Monday morning hit me hard. I woke up from a dream about my mother, shaken, although I couldn’t remember much of what had happened. It had felt so real, though, and as Henry and I walked downstairs and into the dining room for breakfast, I couldn’t shake the feeling of having my mother with me, inside me somehow. Lucy had spent the night at a friend’s house—I was quite certain the friend was Violet—so it was only Ruth, Henry, and myself eating the eggs, ham, and grits Hattie had made for us. Ruth was dressed to the nines, ready to go to a Kraft Fine Furniture board meeting, and Henry was dressed for the office. The two of them talked factory business while I nibbled my breakfast and held the dreamlike memory of my mother close.
When Henry and Ruth left, I went upstairs and sat in the parlor to read, but I was unable to get my mother out of my mind, and before I knew it, I was crying hard. It was as though the reality of her being gone was only now hitting me. I would never again be able to call her. Talk to her. Hug her. I buried my head in my hands and let out the grief I’d been holding in for the past couple of weeks.
“Miss Tess?”
I jerked up straight to see Hattie standing in the doorway of the parlor, a pile of folded sheets in her arms. Embarrassed, I brushed the tears from my face.
“Excuse me, Hattie,” I said, even though she was the one interrupting me. I tried to smile. “I’m just having myself a good cry.”
Hattie walked into the room and crossed over to one of the upholstered armchairs. With her tall, reedlike build and long legs, she had a way of covering a good distance in very few steps. There was nothing hesitant about Hattie. Not in the confident way she cooked our meals, or mopped the floor, or crossed a room.
Now she sat down, the neatly folded sheets on her lap, and leaned toward me. “Mr. Hank told me your mama passed,” she said. “That’s what got you in the doldrums?”
“Yes,” I admitted.
“He say she fell out and smacked her head on somethin’.”
I nodded. “She probably had a seizure from diabetes.” Would Hattie know what diabetes was?
“She had the sugar,” she said.
“Yes,” I said. “The sugar.”
“And you missin’ her. Wish you could talk to her one more time?”
“Exactly,” I said.
“I can help you,” she said, “but you got to promise you ain’t gonna tell Mr. Hank or Miss Ruth what I say. Right?”
I stared at her. “Hattie,” I said, “I think this is one of those problems that’s beyond help.”
“No, Miss Tess, you wrong. You got to talk to Reverend Sam.”
“Who’s Reverend Sam?”
Hattie looked toward the door as though someone might overhear us, even though no one else was home.
“He talk to the spirits.”
I had to laugh. “I’m afraid I don’t believe in that sort of thing,” I said.

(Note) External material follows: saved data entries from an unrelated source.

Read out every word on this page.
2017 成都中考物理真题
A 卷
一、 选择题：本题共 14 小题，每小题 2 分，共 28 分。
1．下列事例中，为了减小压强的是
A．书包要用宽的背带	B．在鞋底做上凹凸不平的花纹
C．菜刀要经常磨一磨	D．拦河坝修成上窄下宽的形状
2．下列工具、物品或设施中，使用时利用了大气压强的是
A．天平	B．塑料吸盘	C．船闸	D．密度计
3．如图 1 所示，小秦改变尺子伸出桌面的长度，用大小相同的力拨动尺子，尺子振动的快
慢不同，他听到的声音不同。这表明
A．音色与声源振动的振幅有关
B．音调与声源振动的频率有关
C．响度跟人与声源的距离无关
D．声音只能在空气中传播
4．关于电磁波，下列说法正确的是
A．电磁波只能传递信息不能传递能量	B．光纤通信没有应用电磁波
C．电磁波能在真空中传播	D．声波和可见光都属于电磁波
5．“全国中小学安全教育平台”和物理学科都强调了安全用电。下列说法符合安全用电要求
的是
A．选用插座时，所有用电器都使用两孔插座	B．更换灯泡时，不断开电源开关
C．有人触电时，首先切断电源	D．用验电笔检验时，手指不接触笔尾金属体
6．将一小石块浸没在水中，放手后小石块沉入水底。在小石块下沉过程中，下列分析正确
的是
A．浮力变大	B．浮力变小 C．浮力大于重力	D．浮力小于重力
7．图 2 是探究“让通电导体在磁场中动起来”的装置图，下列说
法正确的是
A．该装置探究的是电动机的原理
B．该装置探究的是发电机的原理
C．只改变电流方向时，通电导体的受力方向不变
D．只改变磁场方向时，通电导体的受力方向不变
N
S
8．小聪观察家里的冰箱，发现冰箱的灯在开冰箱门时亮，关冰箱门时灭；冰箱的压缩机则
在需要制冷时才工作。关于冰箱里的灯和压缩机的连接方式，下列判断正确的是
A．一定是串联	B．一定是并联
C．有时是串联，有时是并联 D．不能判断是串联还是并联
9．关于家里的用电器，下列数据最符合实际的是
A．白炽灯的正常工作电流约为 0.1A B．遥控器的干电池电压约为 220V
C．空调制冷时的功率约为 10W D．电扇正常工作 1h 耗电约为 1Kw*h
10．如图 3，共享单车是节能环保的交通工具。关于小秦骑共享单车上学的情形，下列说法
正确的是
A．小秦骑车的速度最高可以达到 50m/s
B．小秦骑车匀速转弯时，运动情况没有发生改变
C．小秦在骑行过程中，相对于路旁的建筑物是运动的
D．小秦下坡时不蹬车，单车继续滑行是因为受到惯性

“That’s because you ain’t never talked to the likes of Reverend Sam,” she said, smoothing her hand over the pile of sheets. “I see him whenever I’m in the mood to have a visit with my brother Conway.”
“Conway?”
“He passed when I was ten year old. Reverend Sam found him for me some years back and we been visitin’ ever since. Sam don’t ask for money or nothin’. He just do it out of a kindly heart.”
I kept my smile in check as I wondered how to respond. If she got some comfort from this Reverend Sam I didn’t want to take it away from her.
“That’s wonderful,” I said. “But I don’t think it would work for me.”
“Oh, honey, it works for everbody,” she said. “I can give you a wrote-down-on-paper guarantee. My man see him too, from time to time. He likes to have a chat with his daddy that passed.”
“You have a man, Hattie?” I asked, surprised. How quickly I’d come to think of her as “ours,” with no life outside the Kraft house.
“Yes, ma’am, I sure do. Oscar. He’s a fine man. Works over at that textile mill by Mr. Hank’s factory.” She grinned at me. “But that’s between me and you, now, hear?”
“Of course,” I said. “I’m so pleased to hear you have someone.” I really was, and I was touched she would confide it in me when she’d known me such a short time.
“And like I say, he thinks the world of Reverend Sam too.”
“Well,” I said, thinking it was time to bring this “Reverend Sam” conversation to a close. At least she’d gotten me out of my “doldrums.” “Thank you for telling me about him.”
We both turned at the sound of a door opening and closing downstairs, and Hattie immediately jumped to her feet, sheets in her arms. She didn’t want to be caught taking a break. Or perhaps she didn’t want to be caught talking to me. She walked toward the door, then turned back to look at me.
“You gonna go see him?”
“I don’t think—”
“He lives in Ridgeview,” she said, glancing toward the hallway and the stairs. “You know where that’s at—Colored Town? Big blue house on Second Avenue. Diffent from all them other houses. Can’t miss it.”
“Thank you,” I said again. “And I’m sorry you lost your brother, Hattie.”
“Oh, he’s still around, Miss Tess,” she said from the doorway. “Jest like your mama.”